I felt like a failure- after all, nursing school taught us that we MUST simply "get over it" and do the job at hand, that "maybe you aren't cut out for nursing if this bothers you", and that "you can NEVER show disgust, because the patient will feel worse", and "this is just part of the job". All of it implying that we have to somehow be super-nurse from the very first day of clinical.

And that, after removing gloves, masks, and gowns, and washing our hands up to the SHOULDERS, is when the nurse hugged me. "THAT," she said, "is as bad as it can get in my opinion...and you came back in. You'll do fine".

I still want to be a nurse...but maybe not on a GI floor.

Update: The patient was sent up to the GI floor, and did eventually get his colonoscopy. I have no idea what they found.

4 comments:

Anonymous said...

I am really proud of you! The nurse is right; you came back. You cared more about getting the insufferable patient clean and taken care of than you own response.
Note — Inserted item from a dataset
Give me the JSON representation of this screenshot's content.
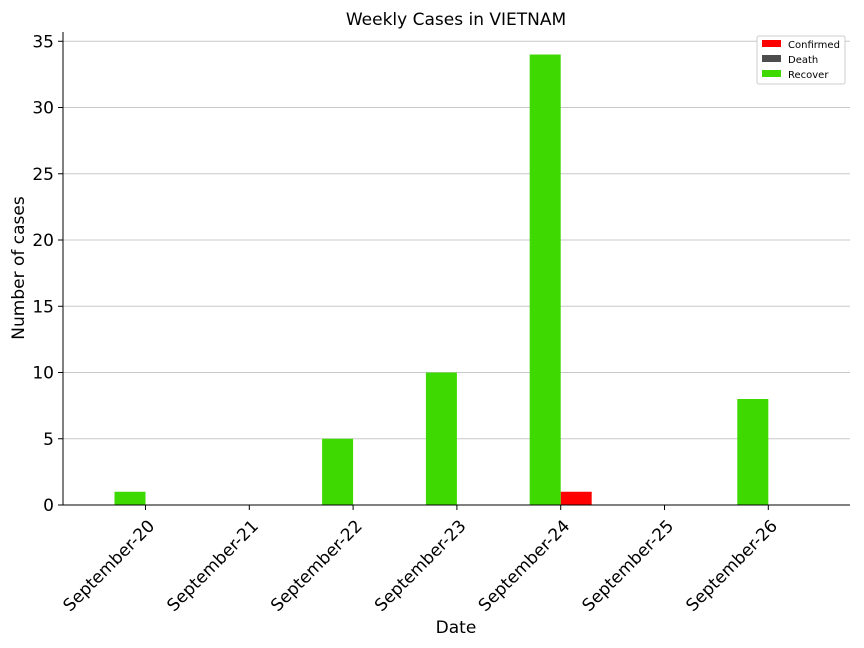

Don't get too detached from everything, you need to be able to respond to things. I haven't had the pleasure of experiencing that (yet...) but I hope I can handle it the way you did!

Joy@WDDCH said...

I probably would've thrown up myself! I can't imagine how horrible it is to deal with a noncompliant patient and I hope I remember that next time *I* am a patient at a hospital!

Life on Pause said...

I'm glad you responded to that. I've had nurses before that seemed so...uncaring. I wasn't able to get out of the bed because I was having such bad frequent attacks, and I was embarrassed about having to use a bed pan, and instead of trying to help me be more comfortable with it, she took the pan and told me that if I was too much of a baby to use it I would have to use a diaper.

So again, I'm glad that that incident made you respond. It shows you care. And it shows your human. And I'm proud of you for going back in.

~Bri

WardBunny said...

Woo you made it out the other side!
Everyone loses it sometimes. Glad you went in.